I remember at the time having dreams about how both my loved ones had died in the theatre and having vivid thoughts about the knives on the table next to me. I would wake up thinking it was all real, but little did I know just how real things would get when Michelle went on to have severe postnatal depression.
I was 30 years of age and had never known anyone with the illness. I was so uneducated about mental health that I’d think: “How can people be depressed?” But within weeks I had to give up my job to care for Michelle and Ethan. I’d loved the social side of my work and now I was totally isolated; I didn’t even get out the front door for days. My personality quickly changed and I was drinking more to cope. I became angry, to the point that when I did manage to get out with friends I wanted to fight the doorman to get hurt and stop these feelings I was getting in my head. I even broke my hand after punching the sofa – totally out of character – when Ethan was about six months. I was now having suicidal thoughts and couldn’t control them.

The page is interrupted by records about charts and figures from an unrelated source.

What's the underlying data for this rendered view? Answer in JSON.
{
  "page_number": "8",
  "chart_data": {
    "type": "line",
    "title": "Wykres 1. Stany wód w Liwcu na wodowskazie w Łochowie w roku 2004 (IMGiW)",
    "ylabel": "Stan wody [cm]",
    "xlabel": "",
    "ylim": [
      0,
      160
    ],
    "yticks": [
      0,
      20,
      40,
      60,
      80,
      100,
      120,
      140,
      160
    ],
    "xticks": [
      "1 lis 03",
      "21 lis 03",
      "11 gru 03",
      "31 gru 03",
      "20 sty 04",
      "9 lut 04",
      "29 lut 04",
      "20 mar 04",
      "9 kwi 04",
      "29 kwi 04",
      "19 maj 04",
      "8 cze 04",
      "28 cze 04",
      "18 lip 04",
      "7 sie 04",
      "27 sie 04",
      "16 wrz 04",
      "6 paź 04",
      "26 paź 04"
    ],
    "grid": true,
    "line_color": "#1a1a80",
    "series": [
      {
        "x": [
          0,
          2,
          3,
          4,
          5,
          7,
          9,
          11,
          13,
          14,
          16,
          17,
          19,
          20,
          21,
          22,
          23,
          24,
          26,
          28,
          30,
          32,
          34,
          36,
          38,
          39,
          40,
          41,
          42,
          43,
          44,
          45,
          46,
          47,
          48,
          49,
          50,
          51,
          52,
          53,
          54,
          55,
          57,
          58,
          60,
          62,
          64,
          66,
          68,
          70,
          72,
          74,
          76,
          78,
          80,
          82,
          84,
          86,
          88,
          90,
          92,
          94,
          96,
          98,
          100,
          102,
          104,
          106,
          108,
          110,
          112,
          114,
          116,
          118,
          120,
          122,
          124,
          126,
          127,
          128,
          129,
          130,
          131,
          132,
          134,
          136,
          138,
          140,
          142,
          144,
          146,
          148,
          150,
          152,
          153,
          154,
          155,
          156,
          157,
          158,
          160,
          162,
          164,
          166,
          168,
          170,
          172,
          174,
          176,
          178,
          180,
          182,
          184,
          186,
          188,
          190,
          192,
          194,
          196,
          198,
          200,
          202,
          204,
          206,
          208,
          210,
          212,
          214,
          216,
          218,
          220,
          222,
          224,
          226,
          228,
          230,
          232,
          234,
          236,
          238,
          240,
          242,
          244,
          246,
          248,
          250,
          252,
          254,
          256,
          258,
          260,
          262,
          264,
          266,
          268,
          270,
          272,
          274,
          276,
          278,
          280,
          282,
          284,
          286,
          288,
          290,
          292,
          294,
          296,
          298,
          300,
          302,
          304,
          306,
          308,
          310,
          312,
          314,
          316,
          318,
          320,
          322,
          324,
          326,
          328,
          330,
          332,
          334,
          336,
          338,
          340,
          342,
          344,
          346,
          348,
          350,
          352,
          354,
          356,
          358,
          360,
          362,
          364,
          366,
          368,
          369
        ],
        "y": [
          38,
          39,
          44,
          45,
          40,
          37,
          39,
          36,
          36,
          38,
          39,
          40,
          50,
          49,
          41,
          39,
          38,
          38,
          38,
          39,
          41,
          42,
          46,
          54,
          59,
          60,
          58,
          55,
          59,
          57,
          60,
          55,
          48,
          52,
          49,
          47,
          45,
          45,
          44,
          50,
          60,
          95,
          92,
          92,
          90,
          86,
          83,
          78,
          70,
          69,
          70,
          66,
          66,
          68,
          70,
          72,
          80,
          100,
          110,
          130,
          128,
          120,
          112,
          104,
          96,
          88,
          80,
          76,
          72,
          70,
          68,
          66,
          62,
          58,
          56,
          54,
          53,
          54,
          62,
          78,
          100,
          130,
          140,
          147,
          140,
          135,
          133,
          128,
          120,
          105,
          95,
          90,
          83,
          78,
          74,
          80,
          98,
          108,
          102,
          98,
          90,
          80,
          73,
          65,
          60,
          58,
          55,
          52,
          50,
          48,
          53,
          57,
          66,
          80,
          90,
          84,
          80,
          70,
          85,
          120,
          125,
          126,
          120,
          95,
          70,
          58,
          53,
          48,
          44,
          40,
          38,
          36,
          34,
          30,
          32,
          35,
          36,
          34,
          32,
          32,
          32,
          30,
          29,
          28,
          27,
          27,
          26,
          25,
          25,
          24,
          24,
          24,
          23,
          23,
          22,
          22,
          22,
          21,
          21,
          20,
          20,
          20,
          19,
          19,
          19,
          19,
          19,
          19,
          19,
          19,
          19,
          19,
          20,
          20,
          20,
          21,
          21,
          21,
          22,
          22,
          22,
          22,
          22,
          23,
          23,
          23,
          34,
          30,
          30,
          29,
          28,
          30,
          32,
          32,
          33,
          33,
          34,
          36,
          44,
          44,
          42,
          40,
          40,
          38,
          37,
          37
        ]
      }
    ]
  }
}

I had to be strong and look after her – look after them both. But the truth is that I wasn’t well, either. And one day I realised what was happening to me: I had postnatal depression. And both the traumatic birth and my wife’s PND were huge factors in me feeling that way.
The problem is that at the time I didn’t feel like I could talk to anyone, I was brought up in a working-class community where my father and his fathers were coal miners. I had to “man up”.
I couldn’t tell my wife how I was feeling as I didn’t want it to impact on her mental health.
Michelle’s postnatal depression lasted around 18 months and the not knowing how long she would be unwell for was the hardest part. And of course, it affected our relationship, which may well have ended as happens to so many families with no early prevention during this time.
I couldn’t tell Michelle how I was feeling as I didn’t want it to impact on her mental health. I didn’t want it on my medical records either as I loved working and providing for my family.
I suffered mood changes for years after until, sadly, my grandfather died, and then, within a few weeks, my beloved mother to cancer. Again, I was getting these thoughts and nightmares until in 2011, while sitting in my car before going into work, I had a breakdown.
I phoned an organisation called Mental Health Matters Wales and was told to seek help and embraced everything as I didn’t want my son to be fatherless. I feel he may have possibly saved my life. While under the community mental team I was diagnosed with ADHD. If I’d spoken out I would also have been diagnosed with PTSD at the birth. Looking back, the only easy way to describe my depression during the 12-month postnatal period is: no conception or baby, no depression. Looking after a partner with postnatal depression can also have a major factor, too. I didn’t bond during the first weeks of Ethan’s life as his birth had been traumatic to us and I was just relieved they were both alive. But there wasn’t an overwhelming feeling of love that I was expecting. I felt I was different as a father even then.
Now both myself and my wife are fine and we have a great bond with our son. But it’s important that we use our story to raise awareness – we need to get the message out there and let people (men and women) know that although this can happen, and that help is available.